Providing Instructions for Distribution of Your Assets
Most married couples want their assets to go to the surviving spouse if one of them dies. If both parents die and the children are young, they want their assets to be used to care for their children. Some assets will transfer automatically to the surviving spouse by beneficiary designations and how title is held. However, an estate plan is still needed in the event this spouse becomes disabled or dies, so that the assets can be used to provide for the children.
Naming Someone to Manage Your Children’s Inheritance
Unless you include this in your estate planning, the court will appoint someone to oversee your children’s inheritance. This will likely be a friend of the judge and a stranger to your family. It will cost money, which will be paid from the inheritance. Also, the children will receive their inheritance (in equal shares) when they reach legal age, usually age 18. Most parents prefer that their children inherit when they are older and to keep the money in one “pot” so it can be used to care for the children’s different needs. Establishing a trust for your children’s inheritance lets you accomplish these goals and select someone you know and trust to manage it.
Reviewing Insurance Needs
Part of the estate planning process is to review the amount of life insurance on both parents. Income earned by one or both parents would need to be replaced; also, one or more people would probably be needed to take over the responsibilities of a stay-at-home parent. Additional coverage may be needed to provide for your children until they are grown; even more if you want to pay for college.
Planning for Disability
There is the possibility that one or both parents could become disabled due to injury, illness or even a random act of violence. This should be planned for, as well. Both parents need medical powers of attorney that give someone else legal authority to make health care decisions for you if you are unable to do so. You would probably name your spouse to do this, but one or two others should be named in case your spouse is also unable to act. HIPPA authorizations will give your doctors permission to discuss your medical situation with others (parents, siblings and close friends). Disability income insurance should also be considered because life insurance does not pay at disability.

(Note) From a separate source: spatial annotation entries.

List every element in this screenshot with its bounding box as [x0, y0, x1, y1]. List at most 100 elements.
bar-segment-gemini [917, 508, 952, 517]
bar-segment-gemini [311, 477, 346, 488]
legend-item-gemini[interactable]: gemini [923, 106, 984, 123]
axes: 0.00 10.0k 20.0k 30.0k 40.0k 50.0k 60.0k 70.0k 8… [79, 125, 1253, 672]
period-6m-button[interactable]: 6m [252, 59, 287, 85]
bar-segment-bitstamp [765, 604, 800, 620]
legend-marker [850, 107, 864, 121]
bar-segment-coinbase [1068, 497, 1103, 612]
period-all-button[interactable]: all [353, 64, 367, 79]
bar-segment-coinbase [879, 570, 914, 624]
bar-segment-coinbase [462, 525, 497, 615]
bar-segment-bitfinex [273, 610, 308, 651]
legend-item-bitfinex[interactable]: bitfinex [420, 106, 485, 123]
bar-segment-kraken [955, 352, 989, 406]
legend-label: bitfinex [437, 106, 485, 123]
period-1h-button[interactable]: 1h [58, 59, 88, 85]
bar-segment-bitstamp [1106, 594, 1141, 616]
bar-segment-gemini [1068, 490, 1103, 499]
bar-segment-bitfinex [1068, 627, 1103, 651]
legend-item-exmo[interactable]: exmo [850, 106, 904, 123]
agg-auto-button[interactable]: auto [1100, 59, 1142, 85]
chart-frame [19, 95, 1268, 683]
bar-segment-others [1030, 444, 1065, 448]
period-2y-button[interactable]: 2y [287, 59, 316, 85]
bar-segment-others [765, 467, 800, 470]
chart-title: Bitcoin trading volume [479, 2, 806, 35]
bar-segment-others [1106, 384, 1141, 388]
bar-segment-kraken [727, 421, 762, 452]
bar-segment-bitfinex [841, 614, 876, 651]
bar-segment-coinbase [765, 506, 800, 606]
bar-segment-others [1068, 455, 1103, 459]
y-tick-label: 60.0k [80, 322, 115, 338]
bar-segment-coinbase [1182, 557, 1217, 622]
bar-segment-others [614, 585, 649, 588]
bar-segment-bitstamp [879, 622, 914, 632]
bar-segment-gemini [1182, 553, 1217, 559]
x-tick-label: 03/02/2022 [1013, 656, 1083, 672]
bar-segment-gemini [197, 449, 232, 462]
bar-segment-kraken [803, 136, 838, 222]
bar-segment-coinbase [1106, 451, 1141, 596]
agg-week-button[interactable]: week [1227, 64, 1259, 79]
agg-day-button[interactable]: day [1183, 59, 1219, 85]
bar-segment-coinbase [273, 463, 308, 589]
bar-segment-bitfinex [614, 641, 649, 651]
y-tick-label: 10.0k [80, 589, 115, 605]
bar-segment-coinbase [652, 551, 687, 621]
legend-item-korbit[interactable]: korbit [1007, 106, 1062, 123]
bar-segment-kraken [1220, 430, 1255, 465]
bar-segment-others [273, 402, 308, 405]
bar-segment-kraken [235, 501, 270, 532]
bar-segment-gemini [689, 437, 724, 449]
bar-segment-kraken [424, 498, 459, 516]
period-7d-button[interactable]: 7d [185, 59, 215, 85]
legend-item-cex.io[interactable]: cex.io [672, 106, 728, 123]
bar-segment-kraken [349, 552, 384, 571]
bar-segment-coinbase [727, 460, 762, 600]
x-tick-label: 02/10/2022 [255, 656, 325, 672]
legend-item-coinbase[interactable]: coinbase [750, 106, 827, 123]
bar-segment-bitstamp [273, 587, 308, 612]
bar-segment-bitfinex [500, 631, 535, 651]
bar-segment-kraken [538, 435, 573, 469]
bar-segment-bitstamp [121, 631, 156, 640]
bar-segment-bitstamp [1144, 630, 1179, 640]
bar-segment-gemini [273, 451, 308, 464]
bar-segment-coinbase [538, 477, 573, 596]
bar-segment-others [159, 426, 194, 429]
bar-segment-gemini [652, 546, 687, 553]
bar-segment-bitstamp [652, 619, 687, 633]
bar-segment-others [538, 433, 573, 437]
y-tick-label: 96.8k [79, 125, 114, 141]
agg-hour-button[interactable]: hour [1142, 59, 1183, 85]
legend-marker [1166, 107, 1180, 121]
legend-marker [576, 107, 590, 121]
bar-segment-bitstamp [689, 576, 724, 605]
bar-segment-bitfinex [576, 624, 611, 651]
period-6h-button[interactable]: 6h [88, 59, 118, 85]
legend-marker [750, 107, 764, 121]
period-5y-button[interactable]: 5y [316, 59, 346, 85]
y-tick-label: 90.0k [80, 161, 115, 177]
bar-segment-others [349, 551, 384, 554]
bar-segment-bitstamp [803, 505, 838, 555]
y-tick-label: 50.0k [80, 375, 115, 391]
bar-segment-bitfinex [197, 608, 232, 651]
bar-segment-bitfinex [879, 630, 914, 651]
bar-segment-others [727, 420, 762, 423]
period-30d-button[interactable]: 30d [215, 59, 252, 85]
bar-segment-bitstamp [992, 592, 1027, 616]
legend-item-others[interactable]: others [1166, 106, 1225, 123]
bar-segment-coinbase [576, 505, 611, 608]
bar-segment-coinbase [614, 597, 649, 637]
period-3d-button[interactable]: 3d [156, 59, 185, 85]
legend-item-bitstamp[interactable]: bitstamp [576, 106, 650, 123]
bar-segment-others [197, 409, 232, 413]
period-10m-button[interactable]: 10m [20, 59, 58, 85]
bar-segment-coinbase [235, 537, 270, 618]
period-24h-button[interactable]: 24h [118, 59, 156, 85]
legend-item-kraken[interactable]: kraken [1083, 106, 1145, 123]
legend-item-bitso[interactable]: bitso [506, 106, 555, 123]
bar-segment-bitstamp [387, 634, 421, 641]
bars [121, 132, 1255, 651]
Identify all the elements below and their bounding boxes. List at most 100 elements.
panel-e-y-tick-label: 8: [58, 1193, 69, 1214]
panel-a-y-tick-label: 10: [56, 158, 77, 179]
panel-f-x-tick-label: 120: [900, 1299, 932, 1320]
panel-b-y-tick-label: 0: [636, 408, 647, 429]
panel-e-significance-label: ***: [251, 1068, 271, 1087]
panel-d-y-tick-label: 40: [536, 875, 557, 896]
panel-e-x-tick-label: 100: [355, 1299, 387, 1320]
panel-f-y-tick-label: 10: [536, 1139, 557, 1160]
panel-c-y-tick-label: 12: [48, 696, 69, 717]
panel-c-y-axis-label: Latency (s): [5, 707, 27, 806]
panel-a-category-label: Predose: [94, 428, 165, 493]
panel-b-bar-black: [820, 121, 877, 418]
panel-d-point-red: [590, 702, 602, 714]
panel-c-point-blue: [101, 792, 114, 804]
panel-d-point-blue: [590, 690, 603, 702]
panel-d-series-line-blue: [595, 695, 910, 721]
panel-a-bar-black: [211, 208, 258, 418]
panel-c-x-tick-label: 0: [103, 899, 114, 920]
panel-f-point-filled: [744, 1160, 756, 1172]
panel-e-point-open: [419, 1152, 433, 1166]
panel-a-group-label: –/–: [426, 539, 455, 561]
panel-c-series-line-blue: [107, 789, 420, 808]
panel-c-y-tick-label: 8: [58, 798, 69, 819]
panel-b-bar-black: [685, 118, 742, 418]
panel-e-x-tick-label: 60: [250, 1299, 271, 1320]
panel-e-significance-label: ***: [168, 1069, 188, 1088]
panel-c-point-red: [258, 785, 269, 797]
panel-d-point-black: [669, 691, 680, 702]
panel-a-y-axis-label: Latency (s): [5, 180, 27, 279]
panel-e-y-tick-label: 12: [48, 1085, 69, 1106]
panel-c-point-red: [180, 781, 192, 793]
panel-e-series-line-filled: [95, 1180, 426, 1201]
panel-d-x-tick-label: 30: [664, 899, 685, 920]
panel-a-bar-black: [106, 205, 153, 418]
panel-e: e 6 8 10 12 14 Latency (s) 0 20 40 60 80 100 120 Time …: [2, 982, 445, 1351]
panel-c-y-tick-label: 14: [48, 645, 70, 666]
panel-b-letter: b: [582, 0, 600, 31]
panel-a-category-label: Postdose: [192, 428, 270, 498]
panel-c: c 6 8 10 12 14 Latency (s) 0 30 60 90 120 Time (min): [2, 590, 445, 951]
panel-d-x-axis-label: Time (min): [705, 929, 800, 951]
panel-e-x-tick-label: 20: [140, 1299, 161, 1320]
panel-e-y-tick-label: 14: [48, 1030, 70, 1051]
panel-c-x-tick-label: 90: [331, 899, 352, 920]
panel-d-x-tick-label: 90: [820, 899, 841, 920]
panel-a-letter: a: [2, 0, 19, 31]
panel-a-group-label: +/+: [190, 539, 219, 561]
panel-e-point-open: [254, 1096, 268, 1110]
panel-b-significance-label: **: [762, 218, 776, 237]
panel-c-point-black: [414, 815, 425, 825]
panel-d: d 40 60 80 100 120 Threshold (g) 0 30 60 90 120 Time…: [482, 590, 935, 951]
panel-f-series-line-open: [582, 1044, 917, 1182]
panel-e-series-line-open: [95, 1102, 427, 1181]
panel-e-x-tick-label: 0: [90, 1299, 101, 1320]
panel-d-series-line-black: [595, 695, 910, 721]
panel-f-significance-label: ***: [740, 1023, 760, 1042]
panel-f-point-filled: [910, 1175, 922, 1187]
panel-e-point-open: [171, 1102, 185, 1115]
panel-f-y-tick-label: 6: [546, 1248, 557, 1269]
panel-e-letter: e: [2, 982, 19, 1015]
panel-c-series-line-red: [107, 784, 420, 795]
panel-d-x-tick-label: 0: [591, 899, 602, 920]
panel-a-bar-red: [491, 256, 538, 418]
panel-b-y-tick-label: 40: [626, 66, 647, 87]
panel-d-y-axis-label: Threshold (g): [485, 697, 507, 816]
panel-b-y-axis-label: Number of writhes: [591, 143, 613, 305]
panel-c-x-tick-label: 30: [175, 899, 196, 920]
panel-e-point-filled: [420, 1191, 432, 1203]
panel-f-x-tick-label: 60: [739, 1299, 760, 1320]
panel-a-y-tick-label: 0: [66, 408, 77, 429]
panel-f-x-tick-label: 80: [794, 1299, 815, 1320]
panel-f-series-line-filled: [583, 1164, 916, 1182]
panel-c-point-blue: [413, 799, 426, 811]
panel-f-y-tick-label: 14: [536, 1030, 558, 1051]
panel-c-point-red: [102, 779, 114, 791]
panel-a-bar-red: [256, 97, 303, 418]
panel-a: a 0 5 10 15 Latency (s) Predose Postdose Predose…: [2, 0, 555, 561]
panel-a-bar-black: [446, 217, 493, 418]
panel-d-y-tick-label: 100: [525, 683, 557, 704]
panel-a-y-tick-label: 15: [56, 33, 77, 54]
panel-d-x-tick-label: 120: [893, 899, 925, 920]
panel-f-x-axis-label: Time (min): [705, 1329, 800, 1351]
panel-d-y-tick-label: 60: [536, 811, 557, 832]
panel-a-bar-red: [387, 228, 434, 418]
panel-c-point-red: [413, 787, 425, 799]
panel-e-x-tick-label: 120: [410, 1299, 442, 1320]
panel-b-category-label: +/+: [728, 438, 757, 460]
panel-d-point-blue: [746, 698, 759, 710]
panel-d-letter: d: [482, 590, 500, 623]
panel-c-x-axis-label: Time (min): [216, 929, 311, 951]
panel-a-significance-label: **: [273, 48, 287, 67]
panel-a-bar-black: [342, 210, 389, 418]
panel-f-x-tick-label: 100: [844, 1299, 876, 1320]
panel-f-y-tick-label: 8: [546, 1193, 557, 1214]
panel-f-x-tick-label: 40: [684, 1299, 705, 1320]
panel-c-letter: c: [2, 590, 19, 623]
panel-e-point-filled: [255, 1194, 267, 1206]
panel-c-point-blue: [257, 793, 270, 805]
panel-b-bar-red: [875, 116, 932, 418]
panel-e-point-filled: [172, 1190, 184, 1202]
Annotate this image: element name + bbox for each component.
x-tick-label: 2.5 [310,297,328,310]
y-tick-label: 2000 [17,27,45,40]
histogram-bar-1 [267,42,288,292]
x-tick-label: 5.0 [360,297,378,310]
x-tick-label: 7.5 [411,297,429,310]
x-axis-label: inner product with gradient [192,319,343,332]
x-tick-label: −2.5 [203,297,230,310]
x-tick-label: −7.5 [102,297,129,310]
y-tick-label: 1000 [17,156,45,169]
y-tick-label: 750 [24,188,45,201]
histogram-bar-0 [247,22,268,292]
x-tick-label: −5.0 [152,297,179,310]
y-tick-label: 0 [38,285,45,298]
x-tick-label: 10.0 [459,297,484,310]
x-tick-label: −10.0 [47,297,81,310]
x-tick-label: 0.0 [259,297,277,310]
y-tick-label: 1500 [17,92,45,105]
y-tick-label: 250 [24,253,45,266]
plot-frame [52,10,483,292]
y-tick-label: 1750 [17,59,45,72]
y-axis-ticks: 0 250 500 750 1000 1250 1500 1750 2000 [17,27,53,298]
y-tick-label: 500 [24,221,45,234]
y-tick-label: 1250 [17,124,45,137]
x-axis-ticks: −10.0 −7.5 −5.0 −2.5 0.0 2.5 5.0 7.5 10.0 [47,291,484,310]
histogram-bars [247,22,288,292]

Putting Your Plan in Place
Estate planning will require you to think about family relationships and some decisions may be difficult. But an experienced estate planning attorney will be able to help you through the process, provide valuable guidance and make sure your plan will do what you want when it is needed. If finances are tight, as they usually are for young families, start with the most essential legal documents and term life insurance, then update and upgrade your plan as your financial situation improves. The most important thing is to not put this off. Once your plan is in place, you will have peace of mind that your family will be protected if something should happen to you.